Quando o sol se põe, aparecem um forno fumegante e uma chama de fogo que passam entre as partes dos animais. Essas imagens indicam a presença divina. O aspecto mais significativo do relato é que Deus passa entre as vítimas. A aliança repousa, em última análise, em sua fidelidade.
Isso não significa que Abraão esteja dispensado de deveres. O patriarca deverá caminhar na presença de Deus, guardar o sinal e conduzir sua casa segundo a aliança. Entretanto, a estabilidade da promessa não nasce da perfeição humana. É Deus quem se compromete e sustenta o vínculo que estabeleceu.
A aliança bíblica não é um contrato comercial entre iguais. Deus não negocia com Abraão como uma parte limitada diante de outra. Ele estabelece soberanamente uma relação de comunhão, comunica uma promessa e chama o eleito a uma vida correspondente ao dom recebido.
É importante distinguir promessa, aliança e sinal. A promessa é a Palavra divina que anuncia um bem futuro: terra, descendência e bênção. A aliança é o vínculo estável pelo qual Deus estabelece uma relação com Abraão e sua posteridade. O sinal, que será explicitado em Gênesis 17, é a realidade visível que marca a pertença a essa relação.
O rito de Gênesis 15 pertence verdadeiramente à história de Abraão e deve ser compreendido em seu contexto próprio. Ao mesmo tempo, dentro da unidade da Sagrada Escritura, ele prepara a linguagem de sacrifício, sangue e comunhão que se desenvolverá na aliança do Sinai e alcançará a plenitude em Cristo.
No Êxodo, Moisés aspergirá o povo com o sangue da aliança. Os profetas anunciarão uma nova aliança, na qual a lei será inscrita no coração. Na Última Ceia, Jesus identificará o cálice com a Nova Aliança em seu Sangue. Aquilo que em Abraão aparece como preparação remota encontra em Cristo sua realização perfeita.
Não se deve, contudo, afirmar que o rito de Gênesis 15 já seja a Eucaristia ou um sacramento cristão em sentido próprio. A tipologia católica respeita a história. As antigas realidades são verdadeiras em si mesmas e, pela providência divina, tornam-se também preparação para bens futuros.
A aliança abraâmica revela, assim, uma certeza decisiva: a salvação não depende da capacidade humana de obrigar Deus a agir. Ela nasce da misericórdia daquele que livremente se compromete. O homem é chamado a responder, mas pode responder porque Deus falou primeiro, aproximou-se primeiro e permaneceu fiel.

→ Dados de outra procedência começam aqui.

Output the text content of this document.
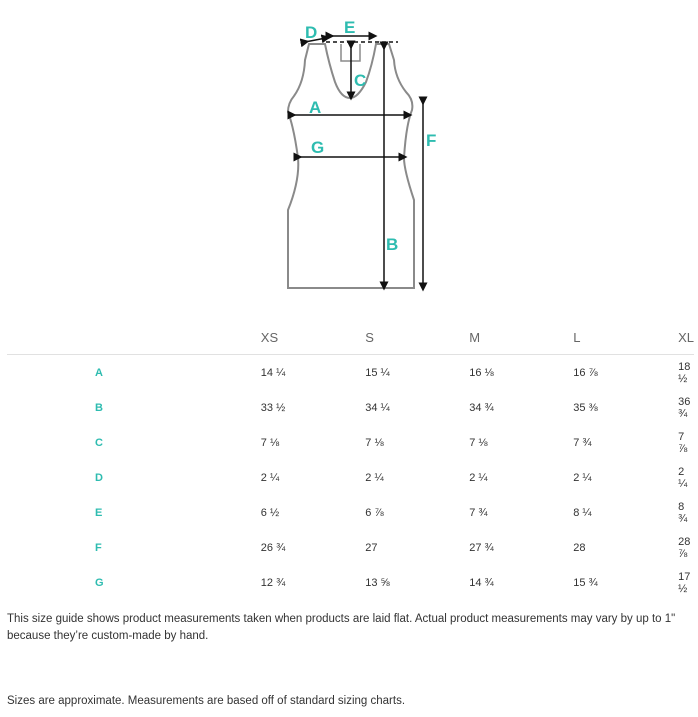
D E
C
A
G
B
F
	XS	S	M	L	XL
A	14 ¼	15 ¼	16 ⅛	16 ⅞	18 ½
B	33 ½	34 ¼	34 ¾	35 ⅜	36 ¾
C	7 ⅛	7 ⅛	7 ⅛	7 ¾	7 ⅞
D	2 ¼	2 ¼	2 ¼	2 ¼	2 ¼
E	6 ½	6 ⅞	7 ¾	8 ¼	8 ¾
F	26 ¾	27	27 ¾	28	28 ⅞
G	12 ¾	13 ⅝	14 ¾	15 ¾	17 ½
This size guide shows product measurements taken when products are laid flat. Actual product measurements may vary by up to 1" because they’re custom-made by hand.
Sizes are approximate. Measurements are based off of standard sizing charts.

2.4. “Caminha na minha presença”: o nome novo e o sinal da aliança
Em Gênesis 17, a promessa recebe nova precisão. Deus aparece a Abrão e declara: “Eu sou o Deus Todo-Poderoso. Caminha na minha presença e sê íntegro” (Gn 17,1). A aliança, fundada na graça, possui consequências morais. Aquele que pertence a Deus deve viver de modo correspondente a essa pertença.
A ordem para ser íntegro não significa que Abraão já deva possuir uma impecabilidade absoluta. O termo aponta para inteireza, sinceridade e orientação de toda a vida para o Senhor. Deus não pede uma existência dividida, na qual o homem reconheça sua autoridade apenas em alguns aspectos. Caminhar em sua presença significa viver sob seu olhar, ordenar as escolhas e rejeitar a duplicidade.
A moral da aliança não é uma exigência arbitrária acrescentada depois da graça. Ela é a forma concreta da comunhão com Deus. A obediência não produz por si mesma a eleição, mas a eleição chama à santidade. A graça acolhida começa a transformar pensamentos, afetos, relações e obras.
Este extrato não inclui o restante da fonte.